After she survives her suicide attempt at the bridge, Eleanor seeks solace in the Connecticut home of her parents. Her father (William Hurt) teaches at NYU, and her mother (Isabelle Huppert) is a former violinist who never really wanted the maternal life. Eleanor's sister (Jess Wexler) and her son try to cheer her up but everyone in the household feels the tension and the confusion of this depressed young woman. She apologizes for dropping into their lives and "sucking all the air out of the room."

Conor tracks his wife down and discovers that she is taking a course in identity theory, a good subject for her given that she admits to not knowing who she really is nor what she wants. Her professor (Viola Davis) takes an interest in her and eventually suggests she finish her anthropology dissertation in Paris.

Meanwhile, Conor sinks into a deeper funk after he is struck by a taxi, finds out he will have to sell his bar, packs up the apartment he shared with Eleanor, and moves in with this father (Ciaran Hinds). He receives moral support from his best friend (Bill Hader) and is seduced by the lonely barmaid (Nina Arianda) who works for him.

At one point, Conor's dad who runs a successful restaurant and is getting more philosophical as he ages, says to him: "It isn't yours to investigate the past . . . you shouldn't be interested in regretting things." Still, Conor wants to know why Eleanor has left him. Her family struggles to find a way to help her. Her father observes, "Tragedy is a foreign country — we don't know how to talk to the natives." Both of them ask whether others see them as different people.

First time writer and director Ned Benson refuses to simplify the complex and paradoxical challenges faced by Conor and Eleanor as they each try to stand up on their own two legs in a world where all the old verities no longer seem relevant. Life and especially the deluge of losses which take a heavy toll on our souls leave us more willing than ever to admit that we don't have answers to the tragedies and setbacks which deck us.

In one of the film's many magical moments, Eleanor's father recounts an incident when she was about two years old and he carried her out into the ocean. After they were hit by a large wave, he came up without her — the worst moment of his life — and then felt her at his feet — the best moment of his life. Life is like that, sorrow and joy bump into each other.

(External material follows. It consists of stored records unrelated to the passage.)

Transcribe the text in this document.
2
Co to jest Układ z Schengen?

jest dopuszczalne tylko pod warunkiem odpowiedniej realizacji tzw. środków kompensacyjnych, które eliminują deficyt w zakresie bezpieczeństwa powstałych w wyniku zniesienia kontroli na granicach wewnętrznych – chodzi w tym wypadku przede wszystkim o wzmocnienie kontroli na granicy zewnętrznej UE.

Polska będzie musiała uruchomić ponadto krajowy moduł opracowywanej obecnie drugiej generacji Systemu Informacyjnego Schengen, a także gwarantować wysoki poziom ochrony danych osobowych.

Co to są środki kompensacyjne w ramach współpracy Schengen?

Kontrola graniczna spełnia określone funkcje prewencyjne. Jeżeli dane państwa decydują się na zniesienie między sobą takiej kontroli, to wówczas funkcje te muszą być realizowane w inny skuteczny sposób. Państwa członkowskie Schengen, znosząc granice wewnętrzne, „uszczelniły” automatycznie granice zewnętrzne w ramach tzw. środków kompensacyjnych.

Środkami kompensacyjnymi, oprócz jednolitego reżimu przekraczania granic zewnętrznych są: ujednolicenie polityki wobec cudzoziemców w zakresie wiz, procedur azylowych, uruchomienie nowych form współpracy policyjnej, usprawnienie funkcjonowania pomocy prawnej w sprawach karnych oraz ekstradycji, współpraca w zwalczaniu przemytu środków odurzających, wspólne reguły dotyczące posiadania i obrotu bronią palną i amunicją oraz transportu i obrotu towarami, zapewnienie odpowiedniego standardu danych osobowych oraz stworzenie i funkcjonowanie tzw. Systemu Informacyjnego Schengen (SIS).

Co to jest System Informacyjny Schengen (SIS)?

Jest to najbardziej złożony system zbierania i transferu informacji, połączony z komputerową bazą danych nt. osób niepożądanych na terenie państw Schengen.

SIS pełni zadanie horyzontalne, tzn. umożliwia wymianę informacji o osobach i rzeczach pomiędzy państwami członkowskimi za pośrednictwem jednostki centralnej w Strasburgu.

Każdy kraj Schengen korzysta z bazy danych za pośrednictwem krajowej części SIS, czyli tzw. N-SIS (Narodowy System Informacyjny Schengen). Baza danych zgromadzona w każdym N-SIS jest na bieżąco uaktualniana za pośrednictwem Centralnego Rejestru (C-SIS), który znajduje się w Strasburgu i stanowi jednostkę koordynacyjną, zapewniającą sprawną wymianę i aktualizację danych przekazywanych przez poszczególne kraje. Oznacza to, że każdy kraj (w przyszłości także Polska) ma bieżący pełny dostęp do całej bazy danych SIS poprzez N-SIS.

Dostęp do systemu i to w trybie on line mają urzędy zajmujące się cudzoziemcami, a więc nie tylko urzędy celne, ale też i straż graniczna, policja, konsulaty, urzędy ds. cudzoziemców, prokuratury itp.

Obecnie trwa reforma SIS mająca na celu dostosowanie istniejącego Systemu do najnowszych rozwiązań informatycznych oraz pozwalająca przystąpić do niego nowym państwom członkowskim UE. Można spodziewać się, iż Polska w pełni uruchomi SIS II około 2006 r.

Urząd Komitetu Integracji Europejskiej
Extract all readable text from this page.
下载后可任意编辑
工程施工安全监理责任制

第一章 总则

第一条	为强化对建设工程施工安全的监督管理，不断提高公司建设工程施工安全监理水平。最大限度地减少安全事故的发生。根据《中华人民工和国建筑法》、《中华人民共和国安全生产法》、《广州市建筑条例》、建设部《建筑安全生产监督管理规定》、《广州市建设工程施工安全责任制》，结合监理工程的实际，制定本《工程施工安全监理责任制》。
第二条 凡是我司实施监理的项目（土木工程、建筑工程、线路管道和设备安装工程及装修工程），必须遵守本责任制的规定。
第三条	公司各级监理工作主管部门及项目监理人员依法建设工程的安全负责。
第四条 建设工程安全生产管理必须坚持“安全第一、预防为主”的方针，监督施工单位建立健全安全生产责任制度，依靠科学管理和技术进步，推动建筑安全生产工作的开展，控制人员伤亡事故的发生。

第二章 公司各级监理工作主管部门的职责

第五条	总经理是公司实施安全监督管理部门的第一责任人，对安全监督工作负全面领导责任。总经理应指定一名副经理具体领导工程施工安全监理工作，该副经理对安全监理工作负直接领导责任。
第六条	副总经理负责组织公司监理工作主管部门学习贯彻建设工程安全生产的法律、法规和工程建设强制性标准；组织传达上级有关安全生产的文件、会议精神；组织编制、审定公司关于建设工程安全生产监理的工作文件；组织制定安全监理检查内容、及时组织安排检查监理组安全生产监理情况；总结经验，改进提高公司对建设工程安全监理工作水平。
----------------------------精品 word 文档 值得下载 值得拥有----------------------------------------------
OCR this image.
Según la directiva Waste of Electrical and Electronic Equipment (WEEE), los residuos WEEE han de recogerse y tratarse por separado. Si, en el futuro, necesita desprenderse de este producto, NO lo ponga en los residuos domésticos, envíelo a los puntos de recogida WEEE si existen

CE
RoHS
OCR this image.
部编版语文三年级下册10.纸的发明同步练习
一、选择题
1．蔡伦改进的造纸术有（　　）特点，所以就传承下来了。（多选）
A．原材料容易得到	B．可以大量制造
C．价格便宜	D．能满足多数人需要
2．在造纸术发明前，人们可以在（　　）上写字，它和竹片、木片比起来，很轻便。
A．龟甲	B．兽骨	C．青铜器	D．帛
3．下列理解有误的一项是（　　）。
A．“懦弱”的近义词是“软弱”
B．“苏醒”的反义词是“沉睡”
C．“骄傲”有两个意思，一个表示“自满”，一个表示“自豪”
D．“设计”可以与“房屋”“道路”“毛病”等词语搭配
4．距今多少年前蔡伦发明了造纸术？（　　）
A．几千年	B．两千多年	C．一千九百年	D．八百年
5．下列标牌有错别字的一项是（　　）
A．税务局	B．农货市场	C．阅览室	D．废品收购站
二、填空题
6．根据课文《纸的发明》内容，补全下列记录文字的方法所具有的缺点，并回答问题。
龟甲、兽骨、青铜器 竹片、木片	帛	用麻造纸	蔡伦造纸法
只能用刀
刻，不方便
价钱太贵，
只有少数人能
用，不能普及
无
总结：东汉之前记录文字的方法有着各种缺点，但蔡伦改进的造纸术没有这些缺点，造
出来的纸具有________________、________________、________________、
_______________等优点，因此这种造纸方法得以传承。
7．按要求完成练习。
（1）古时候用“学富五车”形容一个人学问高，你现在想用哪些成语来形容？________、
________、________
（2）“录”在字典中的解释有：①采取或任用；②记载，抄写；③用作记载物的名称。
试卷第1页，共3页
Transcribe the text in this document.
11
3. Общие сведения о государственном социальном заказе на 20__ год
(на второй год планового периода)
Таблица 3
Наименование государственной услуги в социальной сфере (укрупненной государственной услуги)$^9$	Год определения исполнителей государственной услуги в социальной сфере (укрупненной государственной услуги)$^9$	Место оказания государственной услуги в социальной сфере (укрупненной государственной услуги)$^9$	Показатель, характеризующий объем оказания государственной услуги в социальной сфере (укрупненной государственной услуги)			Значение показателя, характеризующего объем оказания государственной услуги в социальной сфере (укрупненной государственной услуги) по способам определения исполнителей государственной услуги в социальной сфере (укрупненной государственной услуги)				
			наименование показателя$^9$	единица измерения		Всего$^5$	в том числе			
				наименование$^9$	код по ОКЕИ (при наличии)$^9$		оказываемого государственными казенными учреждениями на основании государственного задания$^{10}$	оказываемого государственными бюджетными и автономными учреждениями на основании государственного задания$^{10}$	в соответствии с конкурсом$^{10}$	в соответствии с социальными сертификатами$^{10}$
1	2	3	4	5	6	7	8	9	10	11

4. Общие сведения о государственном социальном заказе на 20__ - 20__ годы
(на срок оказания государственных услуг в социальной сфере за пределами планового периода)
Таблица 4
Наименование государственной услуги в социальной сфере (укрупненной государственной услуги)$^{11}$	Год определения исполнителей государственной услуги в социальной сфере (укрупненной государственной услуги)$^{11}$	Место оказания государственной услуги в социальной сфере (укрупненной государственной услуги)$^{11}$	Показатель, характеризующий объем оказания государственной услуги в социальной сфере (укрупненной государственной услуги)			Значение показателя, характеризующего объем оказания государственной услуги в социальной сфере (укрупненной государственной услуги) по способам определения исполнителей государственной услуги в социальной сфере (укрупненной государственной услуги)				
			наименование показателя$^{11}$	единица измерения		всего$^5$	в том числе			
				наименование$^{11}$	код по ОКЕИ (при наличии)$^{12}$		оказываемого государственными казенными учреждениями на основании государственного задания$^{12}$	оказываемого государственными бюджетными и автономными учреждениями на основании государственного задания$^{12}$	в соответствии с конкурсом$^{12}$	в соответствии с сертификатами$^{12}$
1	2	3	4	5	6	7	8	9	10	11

Benson has not only written a substantive screenplay, he has also drawn out nuanced and touching performances from James McAvoy and Jessica Chastain as Conor and Eleanor. They are surrounded by strong and standout performances by all the cast, especially Ciaran Hinds, William Hurt, and Viola Davis. These characters provide the emotional workshop where Conor and Eleanor are able to test their wings as they embark upon the path to new lives. And as they explore the mysteries of love and loss, we find ourselves doing the same.

Special features on the DVD include a Q & A with Jessica Chastain & James McAvoy.